By GRAHAM JOYCE (Tor; 1996)

England’s brilliant Graham Joyce is yet another of those highly praised authors it’s taken me years to discover.  I’m just glad I’ve finally gotten around to making Joyce’s acquaintance, and that I’ve read his 1996 novel THE TOOTH FAIRY.

It’s an evocative 1960s set coming of age tale with surreal touches.  Situated in a working class English community, it relates the exploits of three boys over the course of several fateful years.  There’s the quiet and sensitive Sam, the inquisitive Terry and the gifted Clive; we follow these three from preadolescence to college, with Sam being the prominent character.  He, after all, has the most interesting situation, as he’s periodically visited by none other than the Tooth Fairy.

Said fairy, as depicted here, appears in both male and female guises to befriend, cajole and seduce the hapless Sam.  The Tooth Fairy is also possessed of great and often frightening powers, which it demonstrates early on by predicting the horrific murders of Terry’s parents and twin brothers.  It also directly makes things happen, such as a switched Christmas present snafu it performs to confound Sam.  The Fairy also commits a murder that hangs over the remainder of the book.

The idea of a small town boy dealing with a horrific power he can’t control may sound like a Stephen King cliché, but there’s far more to this novel, which has a richness and uniqueness that defy easy categorization.  The Tooth Fairy, it turns out, is just one of several marvels supernatural and otherwise that affect the lives of Joyce’s young protagonists.

There’s also Lanky Linda, who grows into Way Hot Linda, and eventually leaves in search of modeling work in London.  Alice is another gal who figures in the tale, a sly young woman who romances all three protagonists.  Then there’s the errant fish that bites off two of Terry’s toes in the beginning, and for which the boys spend years searching.  And the Nightmare Interceptor, a mysterious device built by Terry’s father that comes to take on a disturbing significance.
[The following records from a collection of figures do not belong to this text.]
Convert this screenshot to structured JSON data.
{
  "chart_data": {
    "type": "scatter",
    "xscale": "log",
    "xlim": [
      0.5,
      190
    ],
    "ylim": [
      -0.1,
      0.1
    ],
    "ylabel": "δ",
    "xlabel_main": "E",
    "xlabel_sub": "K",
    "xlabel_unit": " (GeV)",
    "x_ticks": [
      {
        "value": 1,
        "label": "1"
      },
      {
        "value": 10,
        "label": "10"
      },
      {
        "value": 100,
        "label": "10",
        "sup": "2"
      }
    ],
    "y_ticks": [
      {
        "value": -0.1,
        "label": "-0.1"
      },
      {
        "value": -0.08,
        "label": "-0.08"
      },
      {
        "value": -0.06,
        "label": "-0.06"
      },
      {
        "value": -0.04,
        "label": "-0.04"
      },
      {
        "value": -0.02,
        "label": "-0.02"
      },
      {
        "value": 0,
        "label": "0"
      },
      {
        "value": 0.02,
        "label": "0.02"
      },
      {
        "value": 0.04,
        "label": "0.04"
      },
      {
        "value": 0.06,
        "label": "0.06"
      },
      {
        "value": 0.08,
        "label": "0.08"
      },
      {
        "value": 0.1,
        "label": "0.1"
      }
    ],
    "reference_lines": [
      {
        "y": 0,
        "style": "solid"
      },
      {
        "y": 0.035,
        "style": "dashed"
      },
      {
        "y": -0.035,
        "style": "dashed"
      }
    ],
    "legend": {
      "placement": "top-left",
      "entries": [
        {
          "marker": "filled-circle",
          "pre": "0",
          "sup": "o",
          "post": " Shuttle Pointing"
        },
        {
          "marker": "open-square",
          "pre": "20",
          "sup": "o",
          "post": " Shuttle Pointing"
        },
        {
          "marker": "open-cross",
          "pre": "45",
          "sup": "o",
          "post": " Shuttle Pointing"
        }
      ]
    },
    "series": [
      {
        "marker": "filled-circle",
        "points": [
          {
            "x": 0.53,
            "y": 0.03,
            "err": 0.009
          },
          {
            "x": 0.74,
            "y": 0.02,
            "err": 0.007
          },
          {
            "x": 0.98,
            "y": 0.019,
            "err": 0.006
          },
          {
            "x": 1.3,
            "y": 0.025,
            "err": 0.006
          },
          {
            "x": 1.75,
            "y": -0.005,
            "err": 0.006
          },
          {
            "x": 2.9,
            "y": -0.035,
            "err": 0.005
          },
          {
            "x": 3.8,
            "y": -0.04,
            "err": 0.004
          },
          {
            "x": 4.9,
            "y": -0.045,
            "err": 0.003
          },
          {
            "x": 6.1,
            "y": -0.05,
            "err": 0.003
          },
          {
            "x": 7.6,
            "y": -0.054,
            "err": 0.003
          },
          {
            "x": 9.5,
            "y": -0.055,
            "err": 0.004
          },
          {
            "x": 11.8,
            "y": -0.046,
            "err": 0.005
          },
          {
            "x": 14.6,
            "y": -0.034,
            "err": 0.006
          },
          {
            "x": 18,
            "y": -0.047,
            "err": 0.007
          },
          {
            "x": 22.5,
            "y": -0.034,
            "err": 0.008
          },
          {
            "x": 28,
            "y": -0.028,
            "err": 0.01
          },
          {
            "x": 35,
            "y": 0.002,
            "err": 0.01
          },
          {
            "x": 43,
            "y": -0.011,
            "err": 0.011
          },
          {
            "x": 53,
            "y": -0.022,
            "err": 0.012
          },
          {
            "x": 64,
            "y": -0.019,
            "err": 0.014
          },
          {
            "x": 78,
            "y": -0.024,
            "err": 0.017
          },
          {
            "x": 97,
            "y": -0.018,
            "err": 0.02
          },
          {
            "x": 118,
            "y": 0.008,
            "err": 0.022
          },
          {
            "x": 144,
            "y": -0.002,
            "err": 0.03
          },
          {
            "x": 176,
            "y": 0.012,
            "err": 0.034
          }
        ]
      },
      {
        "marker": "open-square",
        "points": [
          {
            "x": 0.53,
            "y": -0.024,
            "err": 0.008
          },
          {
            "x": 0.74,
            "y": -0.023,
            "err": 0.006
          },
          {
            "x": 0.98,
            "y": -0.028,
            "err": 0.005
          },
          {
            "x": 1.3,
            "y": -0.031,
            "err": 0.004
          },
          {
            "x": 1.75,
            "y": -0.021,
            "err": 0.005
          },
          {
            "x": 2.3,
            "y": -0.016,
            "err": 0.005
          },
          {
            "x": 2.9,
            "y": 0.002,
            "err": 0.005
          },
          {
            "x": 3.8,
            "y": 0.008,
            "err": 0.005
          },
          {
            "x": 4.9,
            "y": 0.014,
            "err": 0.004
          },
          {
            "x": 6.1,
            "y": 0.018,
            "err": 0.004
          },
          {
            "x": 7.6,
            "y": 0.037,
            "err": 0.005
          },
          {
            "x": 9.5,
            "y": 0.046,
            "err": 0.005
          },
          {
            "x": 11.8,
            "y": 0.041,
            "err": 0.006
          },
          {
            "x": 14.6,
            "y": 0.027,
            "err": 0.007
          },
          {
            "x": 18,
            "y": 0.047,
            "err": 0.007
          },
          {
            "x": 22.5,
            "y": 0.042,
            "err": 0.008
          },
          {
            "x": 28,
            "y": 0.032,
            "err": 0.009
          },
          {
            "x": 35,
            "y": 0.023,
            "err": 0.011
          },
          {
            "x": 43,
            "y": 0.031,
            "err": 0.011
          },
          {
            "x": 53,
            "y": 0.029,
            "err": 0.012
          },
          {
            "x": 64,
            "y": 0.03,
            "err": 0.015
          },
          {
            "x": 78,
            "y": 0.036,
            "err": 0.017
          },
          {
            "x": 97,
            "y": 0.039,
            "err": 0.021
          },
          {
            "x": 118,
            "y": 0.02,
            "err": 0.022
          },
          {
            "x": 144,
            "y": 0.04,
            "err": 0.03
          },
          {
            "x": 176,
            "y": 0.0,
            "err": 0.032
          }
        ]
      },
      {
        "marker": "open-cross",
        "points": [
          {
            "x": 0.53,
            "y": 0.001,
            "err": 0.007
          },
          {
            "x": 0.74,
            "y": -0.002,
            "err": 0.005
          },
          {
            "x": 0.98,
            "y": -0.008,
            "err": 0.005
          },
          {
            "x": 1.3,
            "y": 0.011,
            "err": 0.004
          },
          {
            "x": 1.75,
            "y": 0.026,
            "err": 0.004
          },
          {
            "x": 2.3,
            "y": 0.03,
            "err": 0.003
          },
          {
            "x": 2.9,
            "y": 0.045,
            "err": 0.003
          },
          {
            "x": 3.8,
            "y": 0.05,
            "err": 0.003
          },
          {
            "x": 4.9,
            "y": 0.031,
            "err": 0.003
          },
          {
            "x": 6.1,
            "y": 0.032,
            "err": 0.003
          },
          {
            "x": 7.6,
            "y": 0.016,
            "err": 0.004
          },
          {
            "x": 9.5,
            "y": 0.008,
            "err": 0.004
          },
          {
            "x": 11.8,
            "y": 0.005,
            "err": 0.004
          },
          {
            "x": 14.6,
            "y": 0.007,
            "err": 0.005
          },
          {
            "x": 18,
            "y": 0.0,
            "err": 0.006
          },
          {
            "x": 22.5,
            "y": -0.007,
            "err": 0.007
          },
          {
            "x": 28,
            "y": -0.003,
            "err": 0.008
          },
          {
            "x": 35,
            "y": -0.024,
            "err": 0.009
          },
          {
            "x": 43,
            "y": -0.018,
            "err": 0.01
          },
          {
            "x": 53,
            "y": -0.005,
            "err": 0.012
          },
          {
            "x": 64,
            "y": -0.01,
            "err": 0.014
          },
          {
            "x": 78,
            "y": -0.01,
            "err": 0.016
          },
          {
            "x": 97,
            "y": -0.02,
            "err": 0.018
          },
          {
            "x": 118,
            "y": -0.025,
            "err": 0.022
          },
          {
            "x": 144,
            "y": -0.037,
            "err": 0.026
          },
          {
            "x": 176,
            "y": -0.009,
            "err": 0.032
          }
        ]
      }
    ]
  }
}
Ultimately THE TOOTH FAIRY is closer to THE ADVENTURES OF TOM SAWYER than THE SHINING, a languid and episodic hymn to growing up in a highly recognizable past era.  Even with the supernatural elements it seems very true to life, with an oft-harsh, unsentimental narrative and an extremely frank look at adolescent sexuality.

It’s also quite compelling.  Graham Joyce, based on his work I’ve read thus far, is clearly a master of the all-too-rare art of making readers turn the pages.  With THE TOOTH FAIRY he’s produced a near-masterpiece, a nostalgic account of a boy’s coming of age in the company of the Tooth Fairy.